Given that the full-blown transition to IPv6 hardly seems imminent, technologists are struggling to at least chart some kind of workable path between where we are and the wondrous world of 128-bit addresses. One approach that’s been proposed is called Realm Specific Internet Protocol, or RSIP. Designed as a replacement for NAT, RSIP allows organizations to keep using 32-bit IP addresses, keep their private address space, and eliminate the problem of packets being rewritten or translated. The good thing about RSIP is that it doesn’t require changing application programs like browsers and e-mail clients; the bad thing is that it still requires making fundamental changes to operating systems.

A more likely path is that some small-but-influential organizations will start to adopt IPv6 internally as a kind of example, and these organizations will then link up and slowly build a new IPv6 landscape. Still, it’s hard to see major U.S. Internet service providers spending the money to upgrade their backbones from IPv4 to IPv6 unless the transition is mandated by the some big customers or the federal government. The latter is less far-fetched than you might think: the U.S. Department of Commerce recently set up a task force to look at the issue, since it’s widely believe that IPv6 will be more secure than IPv4 thanks to its use of IP-level encryption. Of course, that same encryption is available in IPv4 through the IPsec standard.

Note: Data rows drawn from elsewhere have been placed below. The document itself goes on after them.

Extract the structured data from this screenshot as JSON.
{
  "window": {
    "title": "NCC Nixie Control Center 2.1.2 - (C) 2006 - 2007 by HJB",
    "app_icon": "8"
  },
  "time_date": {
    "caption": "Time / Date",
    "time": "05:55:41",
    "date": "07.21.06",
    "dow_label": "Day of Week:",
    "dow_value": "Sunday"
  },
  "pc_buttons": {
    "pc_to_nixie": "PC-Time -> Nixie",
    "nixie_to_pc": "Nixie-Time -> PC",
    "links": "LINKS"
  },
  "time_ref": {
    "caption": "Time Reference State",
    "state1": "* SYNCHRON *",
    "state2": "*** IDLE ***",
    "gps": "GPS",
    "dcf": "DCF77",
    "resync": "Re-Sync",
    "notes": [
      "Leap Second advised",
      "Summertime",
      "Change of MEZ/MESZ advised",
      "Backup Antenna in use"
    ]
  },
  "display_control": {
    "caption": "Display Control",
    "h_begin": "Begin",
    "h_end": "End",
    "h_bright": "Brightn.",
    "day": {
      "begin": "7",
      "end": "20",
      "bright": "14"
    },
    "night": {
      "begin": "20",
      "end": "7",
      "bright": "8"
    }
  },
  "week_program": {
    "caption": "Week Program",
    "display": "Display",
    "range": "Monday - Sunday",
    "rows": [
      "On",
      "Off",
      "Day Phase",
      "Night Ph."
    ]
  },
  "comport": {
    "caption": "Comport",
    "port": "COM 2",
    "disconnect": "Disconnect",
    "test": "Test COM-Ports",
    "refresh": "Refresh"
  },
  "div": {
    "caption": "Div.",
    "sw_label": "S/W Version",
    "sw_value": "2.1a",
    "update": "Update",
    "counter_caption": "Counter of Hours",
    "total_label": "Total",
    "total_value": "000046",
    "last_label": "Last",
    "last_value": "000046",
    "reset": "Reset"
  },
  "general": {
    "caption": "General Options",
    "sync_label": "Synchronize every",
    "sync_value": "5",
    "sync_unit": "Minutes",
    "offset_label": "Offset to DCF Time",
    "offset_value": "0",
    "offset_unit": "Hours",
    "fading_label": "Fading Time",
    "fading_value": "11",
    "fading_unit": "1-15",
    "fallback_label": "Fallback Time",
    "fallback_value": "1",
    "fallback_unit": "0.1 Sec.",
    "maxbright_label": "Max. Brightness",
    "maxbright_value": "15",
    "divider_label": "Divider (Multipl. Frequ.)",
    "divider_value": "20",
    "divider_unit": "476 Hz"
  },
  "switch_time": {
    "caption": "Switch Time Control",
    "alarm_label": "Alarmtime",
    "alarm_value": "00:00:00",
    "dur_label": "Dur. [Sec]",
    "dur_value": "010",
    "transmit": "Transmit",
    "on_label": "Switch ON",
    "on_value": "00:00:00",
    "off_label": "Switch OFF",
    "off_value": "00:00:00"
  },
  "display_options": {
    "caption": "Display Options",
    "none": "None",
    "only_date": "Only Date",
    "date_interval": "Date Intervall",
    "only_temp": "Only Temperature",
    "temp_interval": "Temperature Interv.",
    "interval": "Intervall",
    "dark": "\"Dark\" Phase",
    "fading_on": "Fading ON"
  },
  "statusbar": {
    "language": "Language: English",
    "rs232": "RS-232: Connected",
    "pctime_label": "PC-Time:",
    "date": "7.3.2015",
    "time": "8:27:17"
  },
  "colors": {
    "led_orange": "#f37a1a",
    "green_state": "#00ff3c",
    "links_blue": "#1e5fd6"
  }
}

Asia, Africa, and India will all probably adopt IPv6, but IPv4 will not die in the United States-or even in the federal government. It’s simply too easy for U.S. homes, businesses, and government offices to keep using what they have, and let the ISP set up gateways between the IPv4 Internet and the IPv6 Internet. Eventually, these gateways will grow into firewalls, passing some kinds of traffic between the United States and the rest of the world, but blocking other data-for example, unauthenticated e-mail that might be spam. The IPv4/IPv6 divide could be similar to the English/metric divide that we face today, and plans to move the U.S. Internet to IPv6 could end up being as successful as plans in the 1970s to change all the speed limit signs to kilometers per hour.

IPv6? Perhaps my seven-year-old daughter will use it when she goes to college, but probably only if she goes to Oxford.